Second, the amount is remarkably small. NASA’s 2025 budget of roughly $24.9 billion represents about 0.35% of total U.S. federal spending. Since the 2010s, that figure has hovered between 0.3% and 0.4%. For context, Americans spend more annually on pizza than the government spends on space exploration. The question isn’t really whether we can afford space investment.

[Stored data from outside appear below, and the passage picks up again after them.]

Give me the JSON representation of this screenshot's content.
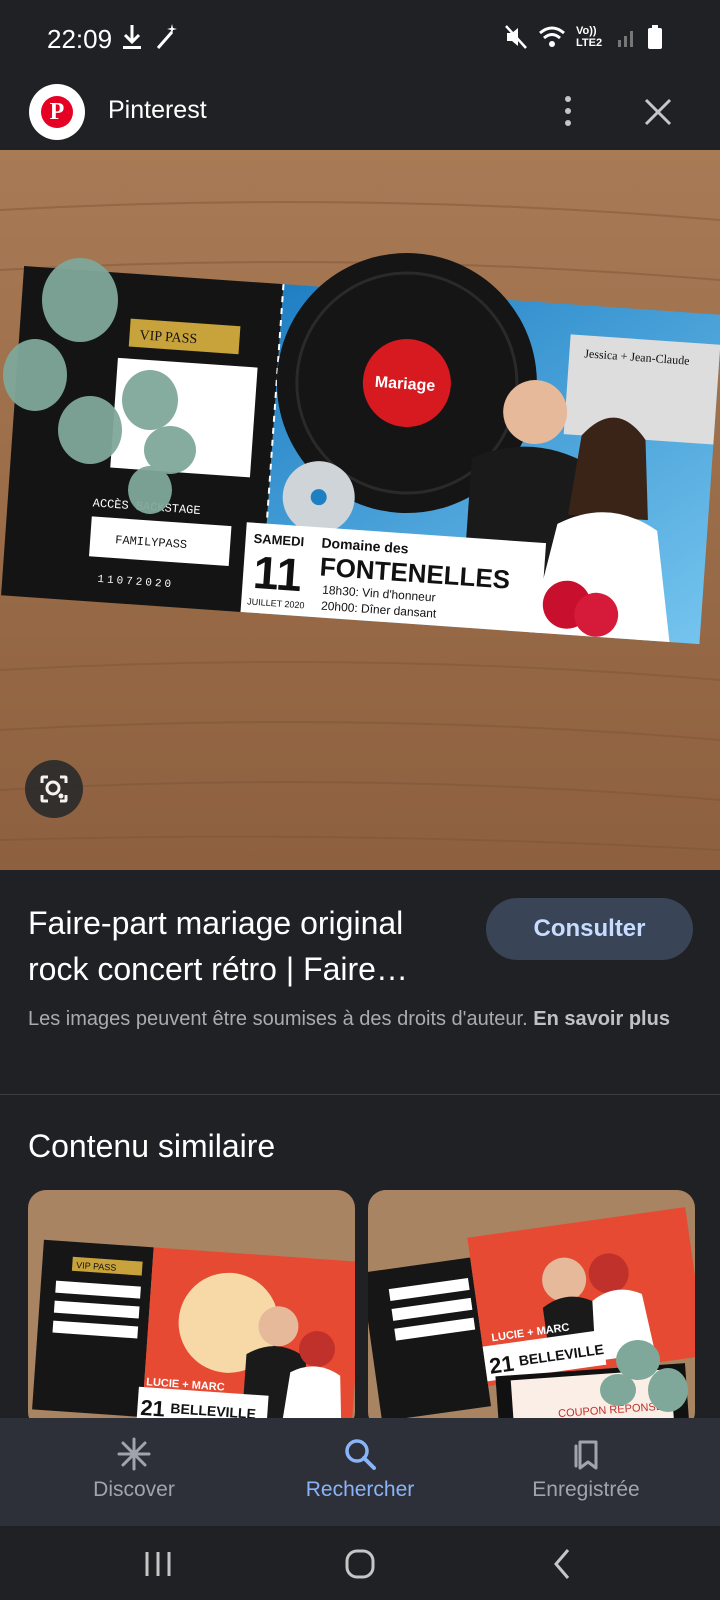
{
  "status": {
    "time": "22:09",
    "network": "Vo)) LTE2"
  },
  "app": {
    "title": "Pinterest",
    "logo_letter": "P"
  },
  "hero_image": {
    "ticket": {
      "vip": "VIP PASS",
      "couple": "Jessica + Jean-Claude",
      "vinyl": "Mariage",
      "day": "SAMEDI",
      "date_number": "11",
      "month": "JUILLET 2020",
      "venue_line1": "Domaine des",
      "venue_line2": "FONTENELLES",
      "schedule_1": "18h30: Vin d'honneur",
      "schedule_2": "20h00: Dîner dansant",
      "backstage": "ACCÈS BACKSTAGE",
      "pass": "FAMILYPASS",
      "serial": "11072020"
    }
  },
  "result": {
    "title": "Faire-part mariage original rock concert rétro | Faire…",
    "consult_label": "Consulter",
    "rights_text": "Les images peuvent être soumises à des droits d'auteur.",
    "rights_link": "En savoir plus"
  },
  "similar": {
    "title": "Contenu similaire",
    "items": [
      {
        "date": "21",
        "venue": "BELLEVILLE",
        "names": "LUCIE + MARC",
        "vip": "VIP PASS"
      },
      {
        "date": "21",
        "venue": "BELLEVILLE",
        "names": "LUCIE + MARC",
        "coupon": "COUPON RÉPONSE"
      }
    ]
  },
  "bottom_nav": {
    "items": [
      {
        "label": "Discover"
      },
      {
        "label": "Rechercher"
      },
      {
        "label": "Enregistrée"
      }
    ],
    "active_color": "#8ab4f8"
  }
}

It’s whether we can afford not to, given what it returns in economic growth, technological innovation, climate data, and planetary safety.
What’s at Stake Long Term
Every argument above deals with near-term, measurable returns. The longer view is harder to quantify but arguably more important. A species confined to one planet is vulnerable to extinction-level events, whether from asteroid impacts, supervolcanic eruptions, or self-inflicted crises. Establishing a sustainable human presence beyond Earth is the only known hedge against those risks.
Getting there requires decades of sustained investment in propulsion, life-support systems, space medicine, and orbital infrastructure. The work happening now on the ISS, through the Artemis lunar program, and in private companies developing reusable rockets is building the foundation. Cutting that investment doesn’t just slow progress. It erases institutional knowledge, scatters trained workforces, and forces future generations to rebuild capabilities from scratch at far greater cost.